12 When he had washed their feet and put on his outer garments and resumed his place, he said to them, “Do you understand what I have done to you? 13 You call me Teacher and Lord, and you are right, for so I am. 14 If I then, your Lord and Teacher, have washed your feet, you also ought to wash one another’s feet. 15 For I have given you an example, that you also should do just as I have done to you. 16 Truly, truly, I say to you, a servant is not greater than his master, nor is a messenger greater than the one who sent him. 17 If you know these things, blessed are you if you do them. (John 13:1-17)
We could easily spend several weeks on this text of Scripture. Tonight, however, I want to direct your attention primarily to the second part of verse 1: “… having loved his own who were in the world, he loved them to the end.”
The Scriptures teach us that God makes a distinction between “the world” and those who are Christ’s “own.” The Scriptures further teach that God has done some things for all men, that is, for everyone in the world. God has created them, sustained them, kept them from the worst that is possible, even tolerated them and thus kept them for a time from hell. In theology, we call this common grace.
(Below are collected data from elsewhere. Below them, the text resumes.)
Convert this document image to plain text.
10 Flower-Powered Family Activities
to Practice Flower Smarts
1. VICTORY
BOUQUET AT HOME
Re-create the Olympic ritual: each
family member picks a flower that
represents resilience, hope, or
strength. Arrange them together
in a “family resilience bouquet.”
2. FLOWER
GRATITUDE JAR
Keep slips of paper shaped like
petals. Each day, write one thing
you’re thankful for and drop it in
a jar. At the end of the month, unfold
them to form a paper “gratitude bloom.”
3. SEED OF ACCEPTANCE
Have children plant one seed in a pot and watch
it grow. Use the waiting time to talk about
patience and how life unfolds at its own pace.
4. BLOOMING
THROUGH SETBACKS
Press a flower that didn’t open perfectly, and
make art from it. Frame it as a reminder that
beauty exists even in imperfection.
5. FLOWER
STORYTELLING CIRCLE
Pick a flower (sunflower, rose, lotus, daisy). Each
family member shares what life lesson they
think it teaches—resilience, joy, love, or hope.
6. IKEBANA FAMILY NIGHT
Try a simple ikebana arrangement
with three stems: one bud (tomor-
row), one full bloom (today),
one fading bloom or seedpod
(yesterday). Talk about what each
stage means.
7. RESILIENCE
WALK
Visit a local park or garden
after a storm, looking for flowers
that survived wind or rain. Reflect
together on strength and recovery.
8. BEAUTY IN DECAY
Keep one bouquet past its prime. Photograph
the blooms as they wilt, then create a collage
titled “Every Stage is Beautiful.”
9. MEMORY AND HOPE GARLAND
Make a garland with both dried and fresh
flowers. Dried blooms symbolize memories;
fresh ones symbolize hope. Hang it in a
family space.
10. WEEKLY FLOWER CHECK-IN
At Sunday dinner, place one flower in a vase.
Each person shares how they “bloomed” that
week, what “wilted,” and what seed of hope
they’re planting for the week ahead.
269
On the other hand, God has done all things for some men, that is, for “his own,” to use the words of John. God has chosen them, called them, regenerated them, converted them, justified them, sanctified them, and glorified them. This is God’s special grace.
Now, we might ask the question, “Why does God make a distinction between “the world” and those who are Christ’s “own”? The answer is in our text: “…having loved his own who were in the world, he loved them to the end.”
Love is the reason why God makes a distinction between “the world” and his “own.”
I would like us to see three things about the love of Jesus.
Let’s use the following outline:
1. The Love of Jesus Is Inexplicable
2. The Love of Jesus Is Eternal
3. The Love of Jesus Is Complete
I. The Love of Jesus Is Inexplicable
The first thing we learn about the love of Jesus is that the love of Jesus is inexplicable.
When we ask, “Why does Jesus love us?” there is no answer.
Jesus does not love us because we are lovable. We are not lovable. It is true that some of us may be lovable to some others of us, but this is only when we look at the matter from a human perspective. From Jesus’ perspective, there is nothing in us to make us even remotely desirable. He is holy; we are unholy. He is just; we are unjust. He is loving; we are unloving. In short, we are sinful and in willful rebellion against him. Yet he loves us. In fact, this is so great a marvel that God even uses it to commend his love to us. He says, “For while we were still weak, at the right time Christ died for the ungodly. For one will scarcely die for a righteous person – though perhaps for a good person one would dare even to die – but God shows his love for us in that while we were still sinners, Christ died for us.” (Romans 5:6-8).